In contrast, economies with more accommodative monetary policies — that is, those that aren’t hiking interest rates in tandem with the U.S. — such as Japan, may also risk further weakening of their currencies, said Louis Kuijs, chief economist for Asia-Pacific at S&P Global Ratings.
He warned that downward pressures on Asian currencies may rise, especially in light of expectations that the Fed will continue to hike rates well into the first half of 2023. Nevertheless, he, too, does not anticipate another Asian Financial Crisis.
“Fortunately, Asian emerging markets policy regimes are stronger now and policymakers better prepared.

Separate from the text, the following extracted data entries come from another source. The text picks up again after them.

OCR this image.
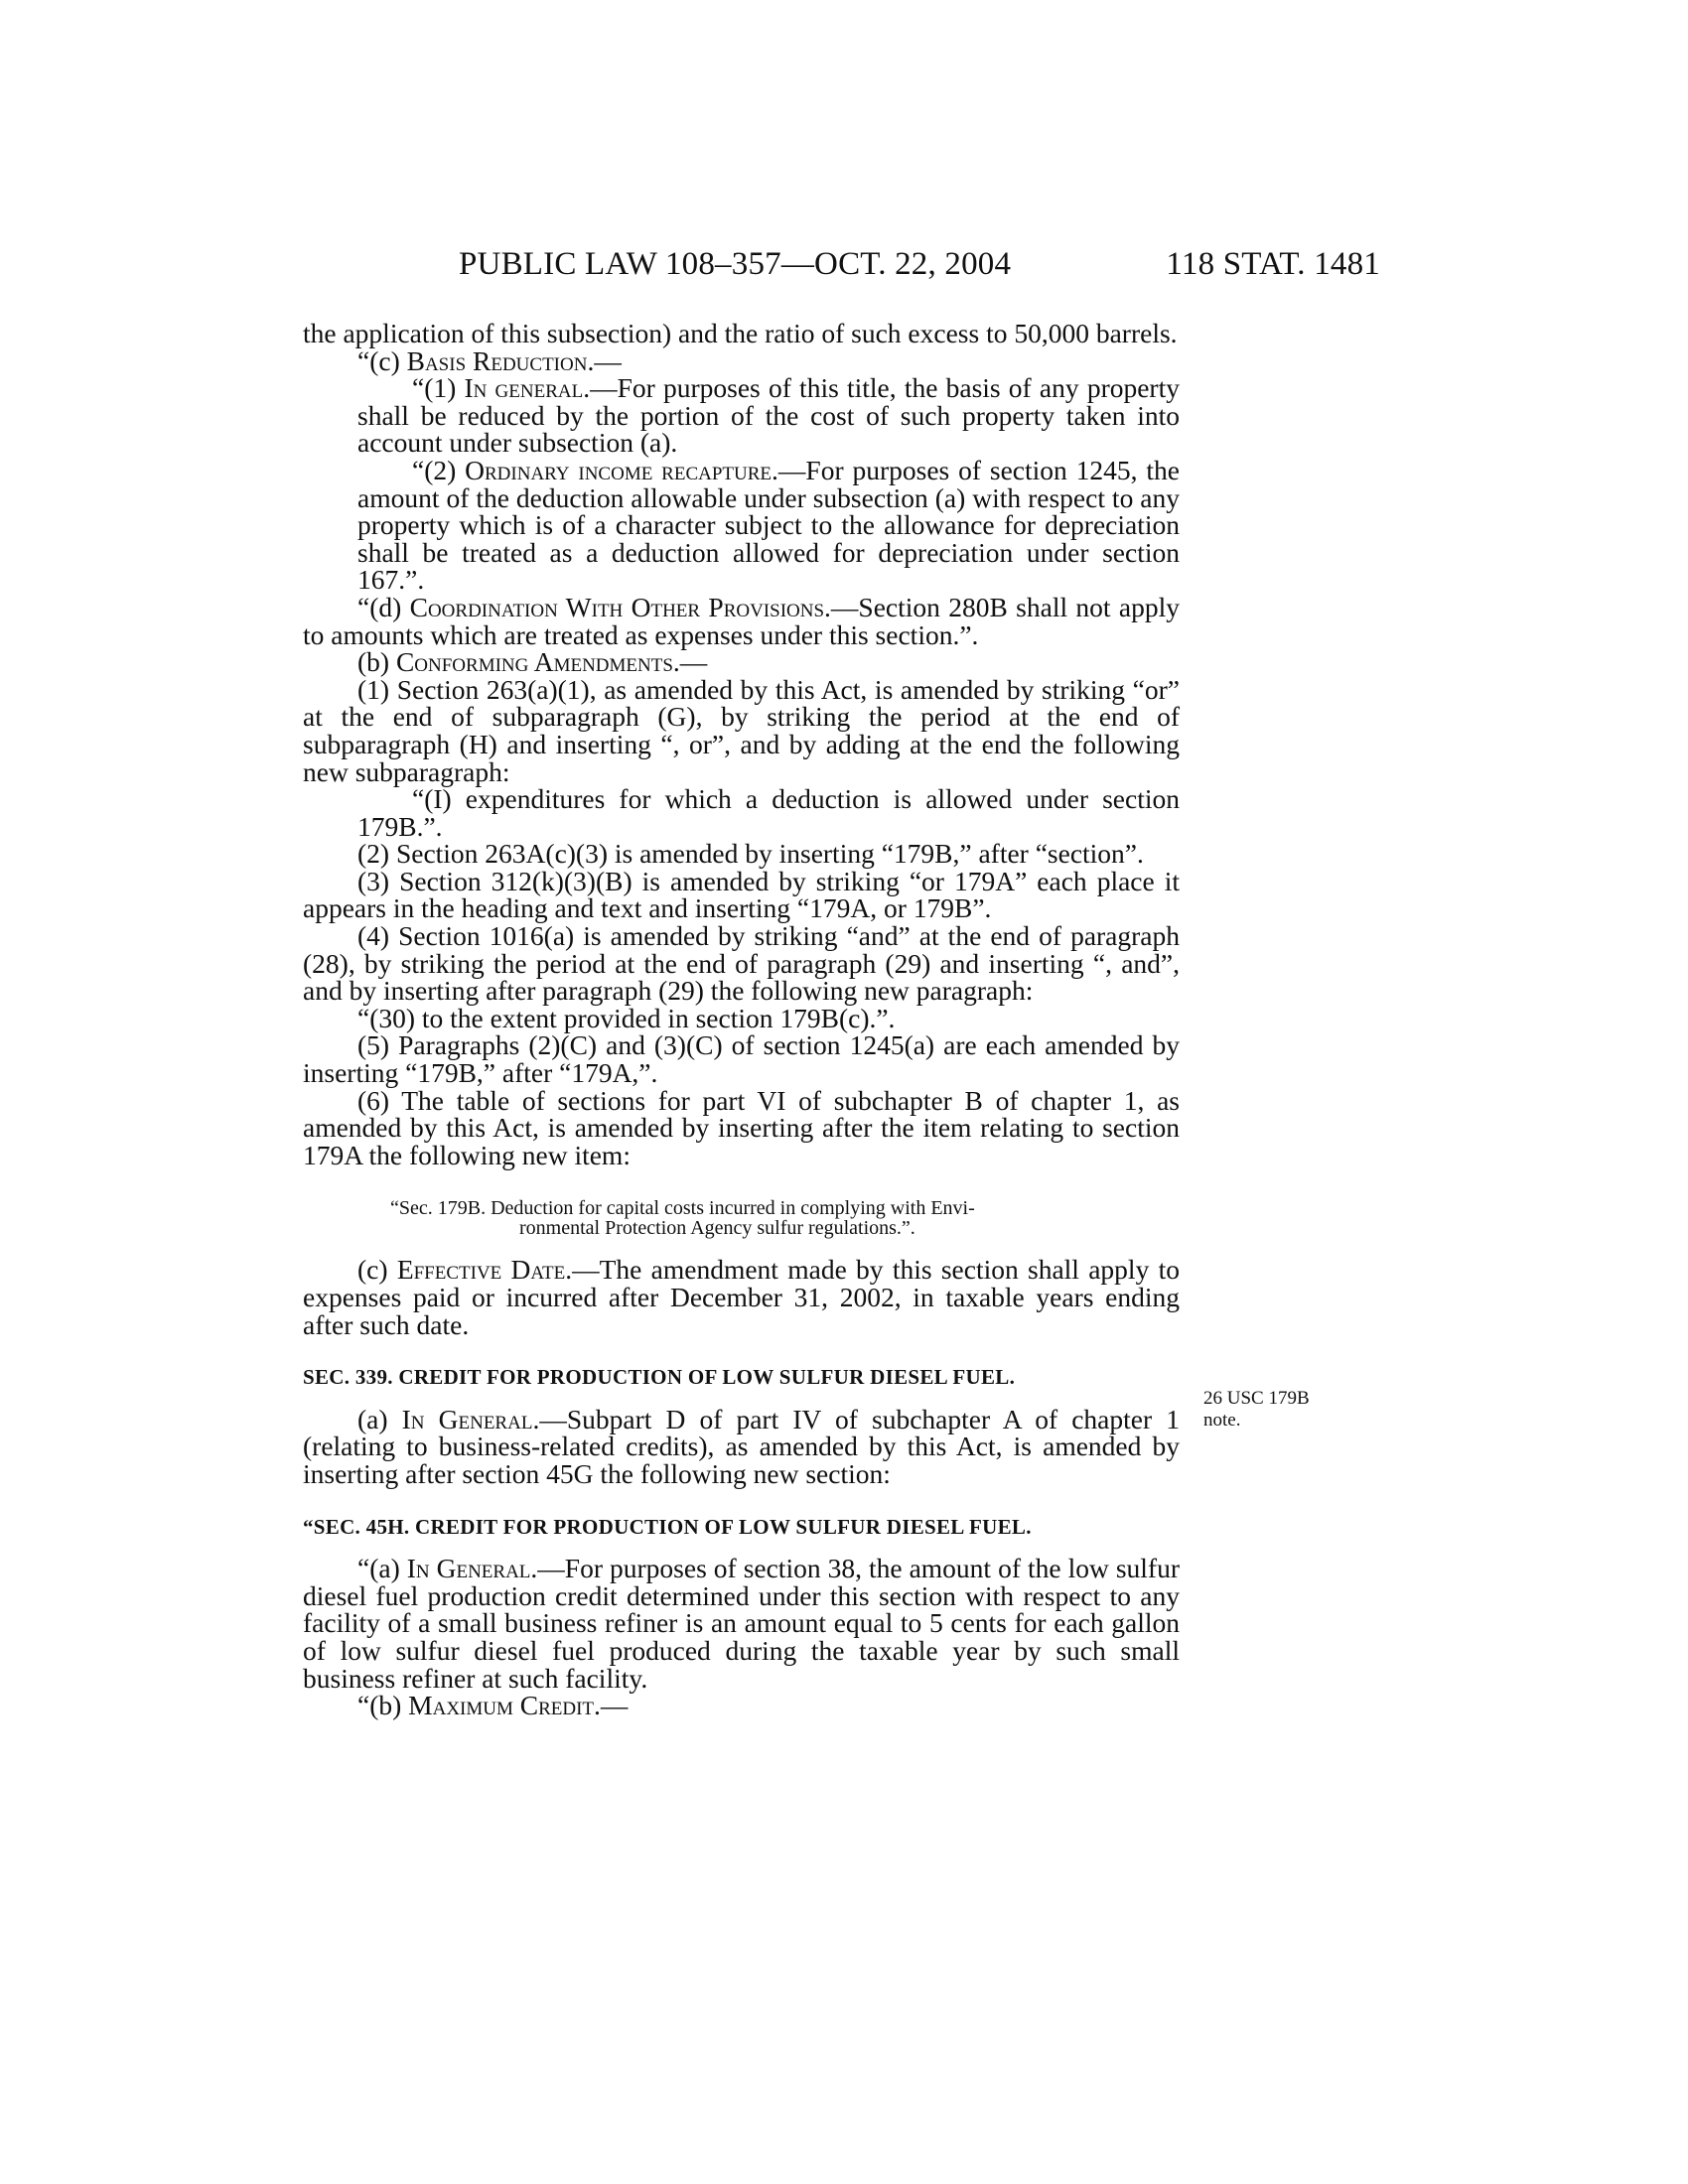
PUBLIC LAW 108–357—OCT. 22, 2004	118 STAT. 1481

the application of this subsection) and the ratio of such excess to 50,000 barrels.

“(c) Basis Reduction.—

“(1) In general.—For purposes of this title, the basis of any property shall be reduced by the portion of the cost of such property taken into account under subsection (a).

“(2) Ordinary income recapture.—For purposes of section 1245, the amount of the deduction allowable under subsection (a) with respect to any property which is of a character subject to the allowance for depreciation shall be treated as a deduction allowed for depreciation under section 167.”.

“(d) Coordination With Other Provisions.—Section 280B shall not apply to amounts which are treated as expenses under this section.”.

(b) Conforming Amendments.—

(1) Section 263(a)(1), as amended by this Act, is amended by striking “or” at the end of subparagraph (G), by striking the period at the end of subparagraph (H) and inserting “, or”, and by adding at the end the following new subparagraph:

“(I) expenditures for which a deduction is allowed under section 179B.”.

(2) Section 263A(c)(3) is amended by inserting “179B,” after “section”.

(3) Section 312(k)(3)(B) is amended by striking “or 179A” each place it appears in the heading and text and inserting “179A, or 179B”.

(4) Section 1016(a) is amended by striking “and” at the end of paragraph (28), by striking the period at the end of paragraph (29) and inserting “, and”, and by inserting after paragraph (29) the following new paragraph:

“(30) to the extent provided in section 179B(c).”.

(5) Paragraphs (2)(C) and (3)(C) of section 1245(a) are each amended by inserting “179B,” after “179A,”.

(6) The table of sections for part VI of subchapter B of chapter 1, as amended by this Act, is amended by inserting after the item relating to section 179A the following new item:

“Sec. 179B. Deduction for capital costs incurred in complying with Envi-
ronmental Protection Agency sulfur regulations.”.

(c) Effective Date.—The amendment made by this section shall apply to expenses paid or incurred after December 31, 2002, in taxable years ending after such date.

SEC. 339. CREDIT FOR PRODUCTION OF LOW SULFUR DIESEL FUEL.

(a) In General.—Subpart D of part IV of subchapter A of chapter 1 (relating to business-related credits), as amended by this Act, is amended by inserting after section 45G the following new section:

“SEC. 45H. CREDIT FOR PRODUCTION OF LOW SULFUR DIESEL FUEL.

“(a) In General.—For purposes of section 38, the amount of the low sulfur diesel fuel production credit determined under this section with respect to any facility of a small business refiner is an amount equal to 5 cents for each gallon of low sulfur diesel fuel produced during the taxable year by such small business refiner at such facility.

“(b) Maximum Credit.—

26 USC 179B
note.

Central banks have much more flexible exchange rate regimes now,” he told CNBC.
“They largely let exchange rates absorb the external pressure, rather than supporting the currency by selling FX reserves.”
“Also, Asian [emerging market] governments have pursued more cautious macroeconomic policies in recent years than before the 1997 crisis.”
Manishi Raychaudhuri, an Asian equity strategist at BNP Paribas, said the “present episode is not comparable with the carnage that they faced during the Asian crisis” mainly due to healthier balance sheets and larger foreign exchange reserves.
Depleted foreign reserves triggered the floating and subsequent crash of the Thai baht in the 1997 crisis.
Some Asian economies are also running balance of payment surpluses and healthier foreign reserves improved by efforts such as the Chiang Mai Initiative Multilateralization in 2010, a multilateral currency swap arrangement between ASEAN+3 members, said Bert Hofman, director of the East Asian Institute at the National University of Singapore.
Nevertheless, Vishnu Varathan, Mizuho Bank’s head of economics and strategy, said the foreign exchange turbulence for emerging Asia will remain significant and will likely cause similar distresses like those of the 2013 quantitative easing taper tantrums — when markets react strongly to attempts by central banks to slow monetary easing through bond and stock sell-offs.
“Panic about an impending financial crisis, and attendant collapse in Asian emerging markets foreign exchange is arguably overblown … but that said, the threat of persistent FX turbulence is not obviated either,” he said.
“So, further downside foreign exchange risks cannot be carelessly dismissed on “this time, it is different” refrain.”
Despite the jitters, there are positives for markets.
The Chinese yuan, for instance, is showing resilience, said Dwyfor Evans, State Street Global Markets head of Asia-Pacific macro strategy.
“A lot has been spoken about the weakness of the Chinese yuan but in actual fact, when you look at the Chinese yuan relative to other regional currencies, actually, China has held up relatively well,” Evans told CNBC’s “Capital Connection” on Thursday.
“So, it’s a very stable currency relative to the basket.”
He added that the slowdown in China could, however, heighten capital flows in and out of the country, and that could have a more significant impact on the Chinese yuan down the track.